An emerging trend over the past year in the exchange traded products industry has been an increased number of so-called quality, factor-based ETFs.
In fact, some of 2013’s most successful new ETFs were fund emphasizing a quality approach to stock selection, including the iShares MSCI USA Quality Factor ETF (NYSEArca: QUAL), iShares MSCI USA Size Factor ETF (NYSEArca: SIZE), iShares MSCI USA Value Factor ETF (NYSEArca: VLUE) and iShares MSCI USA Momentum Factor ETF (NYSEArca: MTUM). [Winning New ETFs]
Unbeknownst to some investors, the quality approach is not new as highlighted by the PowerShares S&P 500 High Quality Portfolio (NYSEArca: SPHQ). The $331.2 million SPHQ debuted in late 2005 as a high-quality spin on the S&P 500. To be precise, the ETF tracks the S&P 500 High Quality Rankings Index.

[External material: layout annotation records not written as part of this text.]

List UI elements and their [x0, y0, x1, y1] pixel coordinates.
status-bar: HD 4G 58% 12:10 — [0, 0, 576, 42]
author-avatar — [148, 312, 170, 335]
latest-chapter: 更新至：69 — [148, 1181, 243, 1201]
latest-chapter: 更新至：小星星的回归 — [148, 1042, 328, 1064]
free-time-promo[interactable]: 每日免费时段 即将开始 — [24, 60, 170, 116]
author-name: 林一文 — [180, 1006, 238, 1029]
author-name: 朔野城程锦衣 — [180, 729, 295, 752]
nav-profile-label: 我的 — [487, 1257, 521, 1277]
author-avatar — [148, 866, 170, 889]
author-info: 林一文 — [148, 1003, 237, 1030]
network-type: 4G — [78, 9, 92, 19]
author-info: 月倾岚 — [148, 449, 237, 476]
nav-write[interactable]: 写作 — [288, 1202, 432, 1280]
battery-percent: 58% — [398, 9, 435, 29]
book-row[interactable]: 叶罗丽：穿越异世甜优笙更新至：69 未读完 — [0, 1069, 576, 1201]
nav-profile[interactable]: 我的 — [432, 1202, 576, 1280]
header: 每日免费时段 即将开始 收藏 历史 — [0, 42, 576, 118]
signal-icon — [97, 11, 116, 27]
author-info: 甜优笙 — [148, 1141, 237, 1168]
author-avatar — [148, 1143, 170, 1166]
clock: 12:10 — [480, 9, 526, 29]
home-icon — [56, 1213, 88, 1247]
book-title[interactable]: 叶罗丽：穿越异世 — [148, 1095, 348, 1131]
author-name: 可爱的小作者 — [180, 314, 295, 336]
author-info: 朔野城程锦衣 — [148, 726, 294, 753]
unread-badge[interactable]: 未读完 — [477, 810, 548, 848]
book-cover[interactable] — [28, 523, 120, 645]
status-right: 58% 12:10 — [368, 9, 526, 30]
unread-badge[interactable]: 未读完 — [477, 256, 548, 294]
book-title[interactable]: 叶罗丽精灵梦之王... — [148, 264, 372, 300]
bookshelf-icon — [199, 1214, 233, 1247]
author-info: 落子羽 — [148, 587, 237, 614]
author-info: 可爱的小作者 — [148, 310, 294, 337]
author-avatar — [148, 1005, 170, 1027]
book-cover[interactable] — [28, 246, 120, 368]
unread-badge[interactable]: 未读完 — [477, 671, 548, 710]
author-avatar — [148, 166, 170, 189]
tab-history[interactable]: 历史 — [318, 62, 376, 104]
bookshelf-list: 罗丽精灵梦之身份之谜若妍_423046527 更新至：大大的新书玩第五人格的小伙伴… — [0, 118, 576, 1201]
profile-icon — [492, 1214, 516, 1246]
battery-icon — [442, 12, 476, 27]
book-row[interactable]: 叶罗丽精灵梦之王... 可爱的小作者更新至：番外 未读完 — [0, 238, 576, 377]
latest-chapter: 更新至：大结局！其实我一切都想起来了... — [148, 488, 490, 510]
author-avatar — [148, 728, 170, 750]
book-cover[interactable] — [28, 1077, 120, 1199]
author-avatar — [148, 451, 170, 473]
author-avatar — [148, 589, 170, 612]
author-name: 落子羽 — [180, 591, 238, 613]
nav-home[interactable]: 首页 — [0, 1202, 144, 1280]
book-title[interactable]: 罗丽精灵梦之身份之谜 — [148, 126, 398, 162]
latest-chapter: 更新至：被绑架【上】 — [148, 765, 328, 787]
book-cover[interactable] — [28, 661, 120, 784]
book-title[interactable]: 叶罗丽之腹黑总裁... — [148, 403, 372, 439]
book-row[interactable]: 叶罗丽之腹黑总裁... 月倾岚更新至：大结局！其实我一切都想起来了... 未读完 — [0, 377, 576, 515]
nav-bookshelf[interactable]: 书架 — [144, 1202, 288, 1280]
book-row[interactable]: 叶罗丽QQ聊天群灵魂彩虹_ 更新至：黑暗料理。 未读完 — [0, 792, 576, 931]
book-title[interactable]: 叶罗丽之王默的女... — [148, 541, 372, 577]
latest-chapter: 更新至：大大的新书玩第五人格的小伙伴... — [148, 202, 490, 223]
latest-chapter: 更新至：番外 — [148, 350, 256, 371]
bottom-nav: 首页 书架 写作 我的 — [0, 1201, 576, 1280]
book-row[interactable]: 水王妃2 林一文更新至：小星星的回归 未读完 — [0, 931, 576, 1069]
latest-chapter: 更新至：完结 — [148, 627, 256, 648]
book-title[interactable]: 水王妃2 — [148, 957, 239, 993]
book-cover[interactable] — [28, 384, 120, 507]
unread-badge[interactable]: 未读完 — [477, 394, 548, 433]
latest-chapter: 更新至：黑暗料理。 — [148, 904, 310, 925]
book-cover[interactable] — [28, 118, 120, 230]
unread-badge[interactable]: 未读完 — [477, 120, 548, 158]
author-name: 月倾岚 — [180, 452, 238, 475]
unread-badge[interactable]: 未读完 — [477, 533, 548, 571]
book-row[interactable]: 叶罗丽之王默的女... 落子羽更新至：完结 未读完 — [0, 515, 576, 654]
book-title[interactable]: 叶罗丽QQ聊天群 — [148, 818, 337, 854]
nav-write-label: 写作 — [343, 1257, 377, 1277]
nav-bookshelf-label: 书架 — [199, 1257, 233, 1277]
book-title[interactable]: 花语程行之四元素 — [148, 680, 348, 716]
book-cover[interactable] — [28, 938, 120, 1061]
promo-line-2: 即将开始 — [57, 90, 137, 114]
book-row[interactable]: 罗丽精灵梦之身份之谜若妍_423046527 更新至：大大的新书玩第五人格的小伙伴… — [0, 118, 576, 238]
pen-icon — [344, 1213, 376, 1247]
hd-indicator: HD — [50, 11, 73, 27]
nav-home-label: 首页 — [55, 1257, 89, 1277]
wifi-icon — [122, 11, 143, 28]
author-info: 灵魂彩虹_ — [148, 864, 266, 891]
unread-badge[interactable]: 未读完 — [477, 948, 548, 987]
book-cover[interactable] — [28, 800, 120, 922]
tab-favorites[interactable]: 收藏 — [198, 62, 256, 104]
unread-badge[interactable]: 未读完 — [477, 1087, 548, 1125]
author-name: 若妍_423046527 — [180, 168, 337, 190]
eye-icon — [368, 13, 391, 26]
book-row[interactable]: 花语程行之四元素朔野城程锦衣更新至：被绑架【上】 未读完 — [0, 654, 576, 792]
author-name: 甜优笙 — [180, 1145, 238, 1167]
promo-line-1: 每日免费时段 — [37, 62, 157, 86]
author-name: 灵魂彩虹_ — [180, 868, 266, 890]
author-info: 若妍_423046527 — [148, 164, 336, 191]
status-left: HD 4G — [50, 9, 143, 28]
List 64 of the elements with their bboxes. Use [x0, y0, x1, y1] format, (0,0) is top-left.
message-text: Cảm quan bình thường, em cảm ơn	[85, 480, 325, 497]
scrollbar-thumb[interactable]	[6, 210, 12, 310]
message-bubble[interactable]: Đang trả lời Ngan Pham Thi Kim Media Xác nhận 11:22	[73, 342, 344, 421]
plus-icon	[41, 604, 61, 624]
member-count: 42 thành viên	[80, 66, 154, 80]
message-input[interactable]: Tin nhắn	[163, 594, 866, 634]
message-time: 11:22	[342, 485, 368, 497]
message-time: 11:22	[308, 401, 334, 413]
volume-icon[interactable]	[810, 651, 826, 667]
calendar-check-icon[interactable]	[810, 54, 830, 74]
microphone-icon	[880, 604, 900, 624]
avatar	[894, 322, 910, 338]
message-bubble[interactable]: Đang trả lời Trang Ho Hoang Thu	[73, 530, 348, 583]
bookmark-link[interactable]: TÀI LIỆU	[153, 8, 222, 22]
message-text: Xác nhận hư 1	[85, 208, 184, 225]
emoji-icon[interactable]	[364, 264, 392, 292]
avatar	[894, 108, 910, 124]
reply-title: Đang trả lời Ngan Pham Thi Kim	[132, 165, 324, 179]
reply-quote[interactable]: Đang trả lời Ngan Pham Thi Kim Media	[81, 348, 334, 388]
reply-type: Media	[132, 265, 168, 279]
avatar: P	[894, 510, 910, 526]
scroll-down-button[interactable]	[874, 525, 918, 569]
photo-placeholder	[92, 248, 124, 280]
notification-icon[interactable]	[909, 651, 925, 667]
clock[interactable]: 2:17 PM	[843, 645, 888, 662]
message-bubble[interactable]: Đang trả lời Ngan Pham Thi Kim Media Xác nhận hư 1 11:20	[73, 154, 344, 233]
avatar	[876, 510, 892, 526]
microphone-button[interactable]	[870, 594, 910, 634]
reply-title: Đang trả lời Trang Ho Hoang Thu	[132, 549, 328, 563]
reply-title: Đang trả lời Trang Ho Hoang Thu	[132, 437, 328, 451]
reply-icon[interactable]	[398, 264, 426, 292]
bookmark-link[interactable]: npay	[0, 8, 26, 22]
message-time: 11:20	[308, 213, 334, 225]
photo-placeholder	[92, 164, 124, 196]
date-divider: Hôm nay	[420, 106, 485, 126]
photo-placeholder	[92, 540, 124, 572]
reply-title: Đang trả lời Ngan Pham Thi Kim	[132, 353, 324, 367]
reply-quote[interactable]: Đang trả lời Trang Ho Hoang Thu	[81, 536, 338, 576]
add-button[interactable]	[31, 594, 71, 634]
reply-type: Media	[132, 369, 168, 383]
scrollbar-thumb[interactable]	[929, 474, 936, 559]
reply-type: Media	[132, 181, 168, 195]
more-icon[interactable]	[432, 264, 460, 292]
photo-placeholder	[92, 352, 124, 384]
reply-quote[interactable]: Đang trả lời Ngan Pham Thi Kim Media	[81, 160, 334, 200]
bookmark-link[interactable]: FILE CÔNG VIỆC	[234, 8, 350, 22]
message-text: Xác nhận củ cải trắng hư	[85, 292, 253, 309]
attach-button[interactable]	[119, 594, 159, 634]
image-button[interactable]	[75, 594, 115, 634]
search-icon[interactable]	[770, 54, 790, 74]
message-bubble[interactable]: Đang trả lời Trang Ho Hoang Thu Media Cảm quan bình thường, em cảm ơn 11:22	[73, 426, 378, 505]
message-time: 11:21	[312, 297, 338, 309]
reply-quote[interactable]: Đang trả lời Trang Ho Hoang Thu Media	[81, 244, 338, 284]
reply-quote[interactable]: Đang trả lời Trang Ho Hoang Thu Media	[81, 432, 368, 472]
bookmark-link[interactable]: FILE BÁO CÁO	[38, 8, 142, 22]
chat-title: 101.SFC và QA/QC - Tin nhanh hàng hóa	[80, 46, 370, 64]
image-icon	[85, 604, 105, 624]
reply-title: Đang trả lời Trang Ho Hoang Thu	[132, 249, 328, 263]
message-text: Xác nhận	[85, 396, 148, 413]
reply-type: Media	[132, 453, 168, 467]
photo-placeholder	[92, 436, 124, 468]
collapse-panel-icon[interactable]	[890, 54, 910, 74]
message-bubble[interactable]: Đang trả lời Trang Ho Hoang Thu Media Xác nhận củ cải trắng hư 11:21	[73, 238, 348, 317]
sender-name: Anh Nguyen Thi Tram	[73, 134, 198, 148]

“The Index is designed to provide exposure to the constituents of the S&P 500 Index that are identified as stocks reflecting long-term growth and stability of a company’s earnings and dividends. The Fund and the Index are rebalanced and reconstituted quarterly,” according to PowerShares.
SPHQ offers solid returns with reduced volatility, traits prized by scores of ETF investors as evidenced by the popularity of low volatility ETFs. [Low Vol ETFs Rise Again]
SPHQ “has generated relatively strong performance, with below average volatility. In the three-year period ended February 28, SPHQ rose 15.7%, ahead of the 14.2% achieved by SPDR S&P 500 (SPY 187 Overweight), but through January 2014 SPHQ incurred a beta of 0.87 and a standard deviation of 10.9 compared to 1.0 and 12.2 for SPY, respectively,” said S&P Capital IQ in a new research note.